Parfois, je trouve une place en asile de nuit. Une douche, un lit avec un matelas, ça vous change vos heures. Même si les souvenirs viennent m'assaillir. Je sanglote, il fait chaud, je transpire, je finis tout de même par m'endormir.

J'ai fait quelques connaissances, mais je reste sur mes gardes. Je parle à Zélie quelques fois. Elle pousse un autre genre de chariot, elle. Des trucs qu'elle ramasse dans les poubelles, qu'elle met dans des sacs plastique qu'elle attache ensuite avec des tendeurs. On l'entend de loin, à cause des bouteilles vides, qui s'entrechoquent dans le caddy. Elle se chauffe à l'alcool. Je ne me demande plus ce qu'il lui est arrivé. On a tous des histoires à raconter...qu'on ne se raconte plus. On peut croiser ses délires sur l'avenue de la République. Elle s'est crée un monde qui grouille autour d'elle. Et ça discute ferme. Elle balance sa tête de bas en haut, comme une vieille jument qui « tique à l'ours ». Ses yeux se sont opacifiés.

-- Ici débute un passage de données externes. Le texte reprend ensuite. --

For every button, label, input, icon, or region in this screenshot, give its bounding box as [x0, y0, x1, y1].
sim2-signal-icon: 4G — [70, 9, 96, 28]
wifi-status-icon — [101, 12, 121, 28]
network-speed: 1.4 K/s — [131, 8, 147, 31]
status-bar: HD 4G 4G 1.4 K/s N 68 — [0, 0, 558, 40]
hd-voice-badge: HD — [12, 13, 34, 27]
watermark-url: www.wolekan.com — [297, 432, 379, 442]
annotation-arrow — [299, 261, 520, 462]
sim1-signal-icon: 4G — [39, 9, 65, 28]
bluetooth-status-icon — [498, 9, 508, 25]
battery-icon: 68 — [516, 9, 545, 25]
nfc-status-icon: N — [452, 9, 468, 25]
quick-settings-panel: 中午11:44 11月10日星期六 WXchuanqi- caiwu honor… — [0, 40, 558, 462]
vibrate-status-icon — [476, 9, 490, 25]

C'est tant mieux peut-être de ne plus rien voir. Parce que, c'est l'automne tout le temps, les espoirs jaunissent et se détachent. Le trottoir est jonché de ces espérances mortes.

Il y a quelques semaines, je suis allé me présenter pour un boulot. J'avais mis un costume qu'on m'a donné à l'asile, fripé, mais propre, une chemise une cravate et nettoyé mes chaussures. Même pour balayer on ne veut pas de moi. Je ne suis plus sur aucune liste.

Il y a un nouveau vigile à l'hyper, un gros bon blanc, avec un chien, muselé. Il m'a viré.

Il y a des choses comme ça qui arrivent en bloc...

Un tas de boue qui vous tombe sur la gueule.

Là, Il faudrait que je dorme. Oui, je dois dormir absolument.